The following is a contributed article by Stuart Wilson, VP EMEA at data analytics firm Alteryx
‘Big Data’ has continually been featured in tech and business headlines in recent years. But for every story filled on the promise of data, there are just as many on how few skilled workers there are who can understand and use it effectively. While there is growing support for STEM subjects, this hasn’t necessarily translated into addressing the critical data skills shortage that’s gripping the business community.
The importance of data in running an effective business – and in gaining faster, deeper market insight and competitive advantage – has been unequivocally recognised. Now the question is, where are the data workers who can make this happen?
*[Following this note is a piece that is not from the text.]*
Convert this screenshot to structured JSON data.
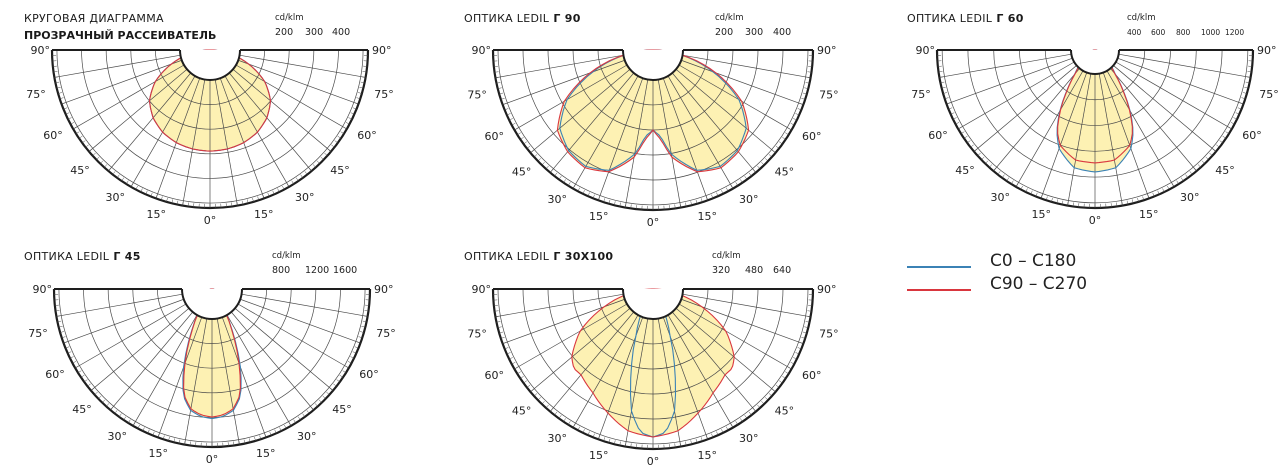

This is what many businesses are asking themselves, making data scientists in more demand than ever before. In fact, US-based online employment analysts at Glassdoor recently announced that data scientist is currently the best job in the US, based on pay, career advancement, and treatment in the workplace. The only problem is that there aren’t enough to go around…
But is that really the issue? And have businesses missed out on the real problem?
The battle begins: Coding vs. thinking analytically
There’s no disputing that the capability to set up, manage, and fix vast corporate databases is a job for an expert. Coders, programmers and systems architects with experience in data warehousing will always be crucial. However, many businesses are rushing to deal with the exponential growth of their data without considering what is truly needed. While the maintenance and broad management of data is a job for the technical experts, it’s no longer possible to leave data analysis to the few specialists.
Organisations have become obsessed with hiring people with very specific digital skills when it’s the common approach and thought processes that underpin each of these skills which are the most important. These technical disciplines rely on a methodical, analytical way of thinking and that’s what companies should look for in new hires and existing employees. This should happen across all departments, from HR through to finance and marketing. Every line of business needs analytical thinking.
Boosting business with self-service
The growth of self-service analytics tools has meant that coding is no longer a must-have skill for anyone who interacts with data. Legacy systems used to assume a level of technical proficiency of the user, but the latest generation of data solutions delivers a user-friendly interface.
With that potential hurdle addressed, the entire hiring dynamic shifts. These self-service tools enable businesses and recruiters to look at a far wider pool of candidates for any role, allowing them to consider factors outside of specific coding languages. Organisations can look at related experience, personality, and even raw intelligence, making it far more likely they’ll uncover the star hires that deliver business impact.
The shift away from reliance on specific people with specific technical capabilities also preserves the sense of agility that the modern business world demands. What happens if the business changes in the next 12 months, and a skill you’ve hired in is no longer relevant? Far better to hire recruits with an overarching methodical mentality than a group who can navigate a specific coding language. It’s far more important to have a logical mental workflow, know what data is most important to the business, and understand the particular business questions that need addressing. The ultimate knock-on effect of looking for people with this analytical mind set is that you’ll bring a richer, more diverse mix of people into the company, united by a systematic approach to business.
Looking to the future
Some of the top educational institutions, including Imperial College London and the London Business School, already offer modules, and even entire courses, in business analytics and related fields. This is driving change in the corporate world as the newest generation of MBA students and business leaders arrive with an analytical approach and an understanding of the value of analytics already in place.
The data-driven culture that many companies talk about no longer means that everyone should know SQL Server, Python or R. It means that every member of the business should understand that each of the firm’s decisions are made based on data, and that frequently interrogating data and making business decisions accordingly is how a company succeeds.